When trainers say to eat more food, they aren't suggesting piling on the nachos, margaritas, and brownies. Even just loading up on fruits, veggies, and meat is not going to do it. The food needed for an incredibly long hike, ultra marathon, triathlon, or other endurance activities should be based on the requirements of the endeavor and your specific physical needs.
If you aren't fueling your training properly, you won't get in condition to meet the demands of the event. JR says he sees the signs of under eating all the time - athletes who complain of chronic fatigue, an inability to complete training tasks and trouble concentrating.
"I've had athletes come to me eating only 2,000 calories a day when they were burning up 5,000," he says.
Athletes who don't adequately fuel train or consume enough calories throughout the actual event are likely to "bonk" during the competition or chalk up a dreaded DNF (did not finish).
To figure out how many calories you need, first find out your Basal Metabolic Rate or BMR. This is the amount of calories your body burns when you are just taking it easy. Go to www.iron90.com, select Fitness Tools then BMR and fill in your weight, height, and age to get your approximate daily caloric need.

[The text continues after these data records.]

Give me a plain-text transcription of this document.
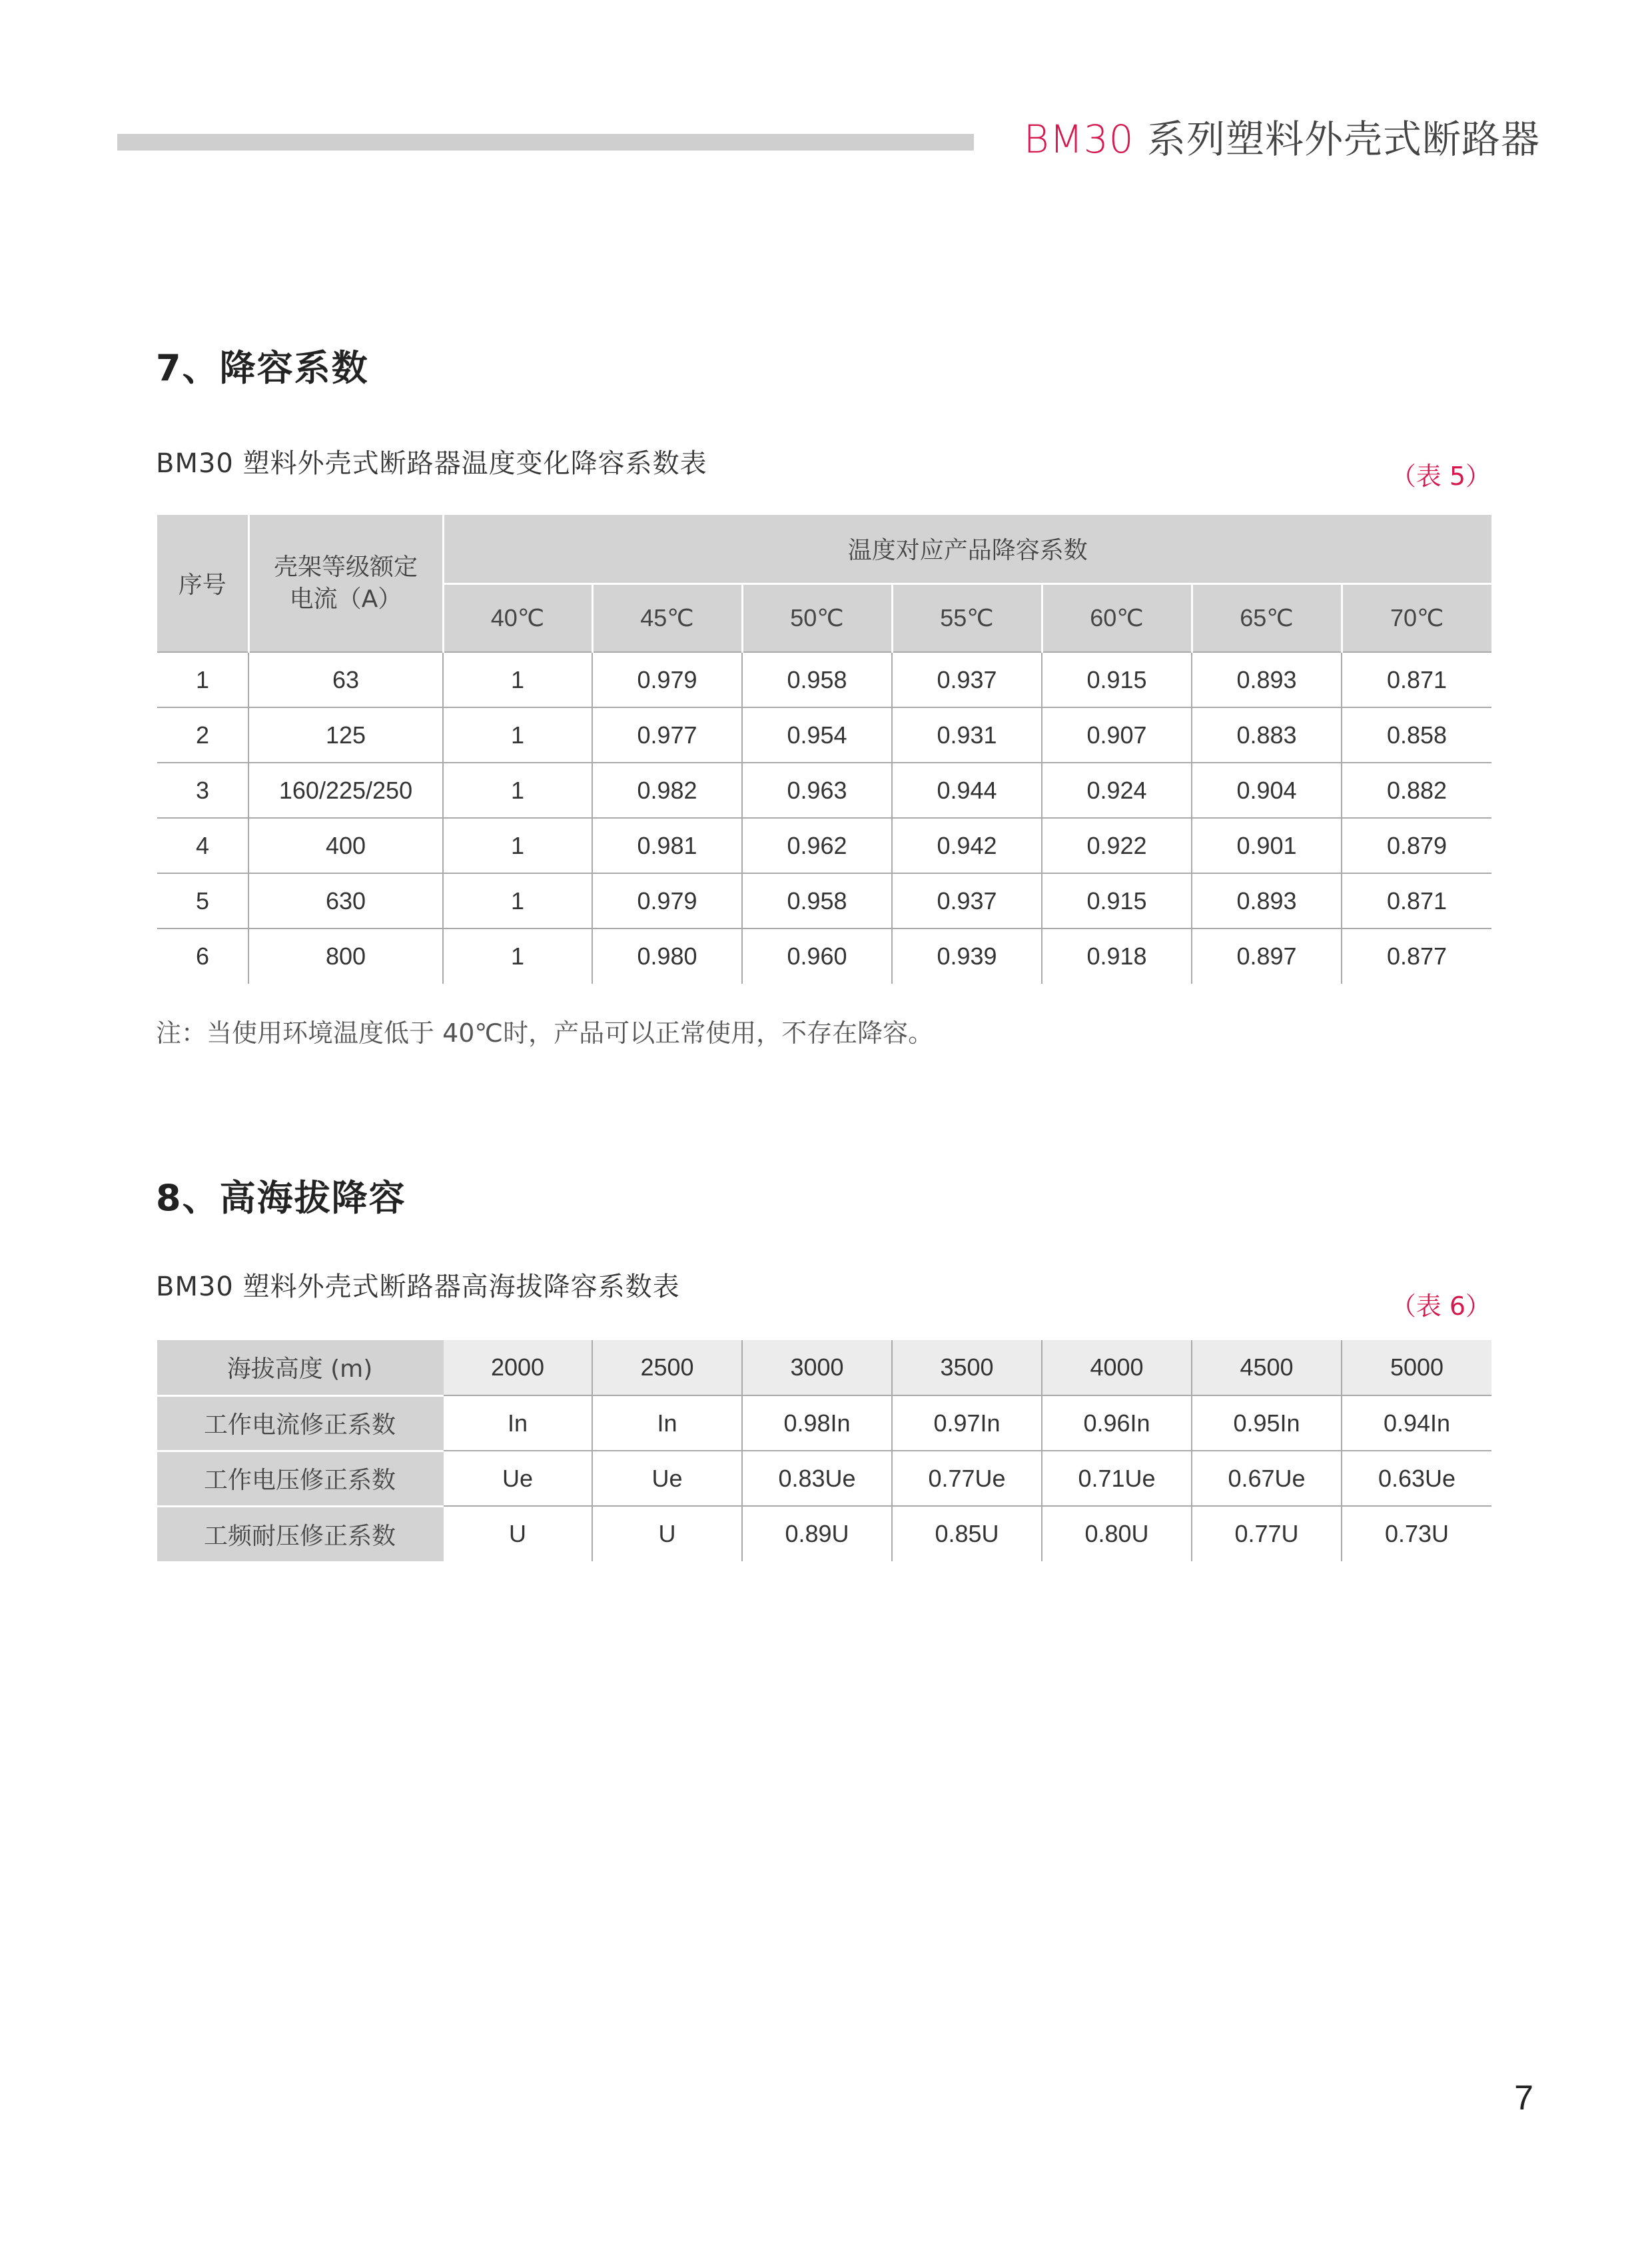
BM30 系列塑料外壳式断路器
7、降容系数
BM30 塑料外壳式断路器温度变化降容系数表	（表 5）
序号	壳架等级额定电流（A）	温度对应产品降容系数						
		40℃	45℃	50℃	55℃	60℃	65℃	70℃
1	63	1	0.979	0.958	0.937	0.915	0.893	0.871
2	125	1	0.977	0.954	0.931	0.907	0.883	0.858
3	160/225/250	1	0.982	0.963	0.944	0.924	0.904	0.882
4	400	1	0.981	0.962	0.942	0.922	0.901	0.879
5	630	1	0.979	0.958	0.937	0.915	0.893	0.871
6	800	1	0.980	0.960	0.939	0.918	0.897	0.877
注：当使用环境温度低于 40℃时，产品可以正常使用，不存在降容。
8、高海拔降容
BM30 塑料外壳式断路器高海拔降容系数表
（表 6）
海拔高度 (m)	2000	2500	3000	3500	4000	4500	5000
工作电流修正系数	In	In	0.98In	0.97In	0.96In	0.95In	0.94In
工作电压修正系数	Ue	Ue	0.83Ue	0.77Ue	0.71Ue	0.67Ue	0.63Ue
工频耐压修正系数	U	U	0.89U	0.85U	0.80U	0.77U	0.73U
7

To that figure, you add the calories it will take to complete a daily six-hour hike or one-mile swim or two-hour weight pumping session or whatever training regime you are undertaking. Treadmills and other cardio equipment often display caloric expenditure. Plus, you can go online or look in books to find the range of calories burned while running, walking, skating, and other activities. For example, a 150-pound person at a 7-mile-per-hour pace burns about 780 calories an hour. That person swimming laps at a moderate speed uses up close to 560 calories each hour. Do some math and you can calculate how many calories are needed for training for the big event.
BMR and caloric expenditure can vary greatly from person to person. The proof is in the performance. If you can't make it through that last mile or need a four-hour nap after your swim, try upping your calories.
As for what to eat, JR says more than half the calories should be from complex carbohydrates such as grains, whole-wheat pasta, and brown rice. Fruits and some veggies supply the simple sugars. Choose lean meats and fish for 20 to 25 percent of protein calories and don't forget the calorie-dense, oils found in nuts as well as good oils like olive and canola.
Athletes learn quickly that an ice cream dinner or a beer with pizza at lunch net reduced performance. Eating frequently, drinking homemade shakes, and carefully planning daily food fare keeps training on track.
Race day is another strategy. High caloric content and easy-to-digest is the goal. Energy drinks, gels, and goo are the fuels of the day. But, JR says every endurance athlete also finds his or her own favorite foods. There comes a point during the eight-hour event where you can't choke down another bottle of sports brew or pack of goo.
"Every athlete has their favorite food during competition," says JR. "Sometimes it is not only about the nutrition, it is about the mental boost you get from a new taste and texture. During the bike of an Ironman, I discovered an incredible boost from red licorice that seems to send energy straight to my bloodstream."
Salt is another nutritional need that must be met by endurance athletes. Hyponatremia or low blood sodium can make you crash and burn. Salt tablets, sodium replacement liquids, or candy bars with salty nuts such as Payday, are common favorites of endurance athletes.